We decided to use R for this project over Python due to the package support for geospatial data science within R, as well as the easy web integration with Shiny.
Currently a user is able to hover over an airport and see the airport code. There is a slider that allows the user to view flights in a range of years between 2013-2024. It can also take user input to filter to flights to show only a given airport.
Our largest current roadblock is incomplete data. The data set we have been using does not have every flight, as can be seen above. The DSM airport connects to about a dozen other airports according to the data set, but in reality should have flights to most major airports. We have been looking into pulling live data using an API, however we have found that the fees associated with many are beyond the budget of this project. We are also constrained by the GitHub file size limit, which we are getting around by constraining the data set to only domestic flights since 2013.

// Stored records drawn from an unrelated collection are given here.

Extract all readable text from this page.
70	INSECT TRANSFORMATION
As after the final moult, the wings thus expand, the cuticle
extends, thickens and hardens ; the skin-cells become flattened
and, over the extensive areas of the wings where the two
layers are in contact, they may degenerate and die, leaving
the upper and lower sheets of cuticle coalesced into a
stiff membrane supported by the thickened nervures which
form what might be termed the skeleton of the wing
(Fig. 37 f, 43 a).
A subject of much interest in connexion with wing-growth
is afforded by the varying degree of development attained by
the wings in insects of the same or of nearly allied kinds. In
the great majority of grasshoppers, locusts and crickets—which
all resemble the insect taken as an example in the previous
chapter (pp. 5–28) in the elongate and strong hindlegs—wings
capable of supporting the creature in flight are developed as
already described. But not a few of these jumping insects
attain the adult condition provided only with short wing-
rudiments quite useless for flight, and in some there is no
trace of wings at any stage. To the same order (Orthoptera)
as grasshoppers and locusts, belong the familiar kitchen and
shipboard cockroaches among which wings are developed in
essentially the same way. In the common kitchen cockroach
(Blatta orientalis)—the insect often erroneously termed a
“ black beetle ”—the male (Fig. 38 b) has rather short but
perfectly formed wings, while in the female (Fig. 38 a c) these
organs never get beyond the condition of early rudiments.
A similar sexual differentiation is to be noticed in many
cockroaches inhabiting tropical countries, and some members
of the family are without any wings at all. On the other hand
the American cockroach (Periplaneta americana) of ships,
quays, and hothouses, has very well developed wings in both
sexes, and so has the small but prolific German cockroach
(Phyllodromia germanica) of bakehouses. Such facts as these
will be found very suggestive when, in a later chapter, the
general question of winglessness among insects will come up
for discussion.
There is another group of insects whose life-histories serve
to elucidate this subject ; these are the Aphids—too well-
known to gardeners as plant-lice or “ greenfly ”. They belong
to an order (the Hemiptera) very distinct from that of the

Another major roadblock we have encountered is the time associated with each flight is reported quarterly, instead of in a date-time format. This will likely cause issues down the line as we get into our modeling. While we still will be able to create visualizations of flight prices, it will be difficult to do prediction tasks. The low resolution of data may skew pricing data, particularly in Q4 when there are a few days when many people travel, which could inflate the entire quarter.
Finally, the site is not optimized for mobile devices. We will have to look into dynamically sizing UI elements based on the screen size, as well as potentially redesigning the UI entirely to work with mobile devices.
We intend to add a machine learning component to this dashboard. We will probably use gradient boosted trees for pricing predictions.
We also plan on adding another page to the site with interactive plots.
If we are able to find a free API we would prefer to update the data to be pulled dynamically as opposed to using CSV files to ensure more recent and complete data.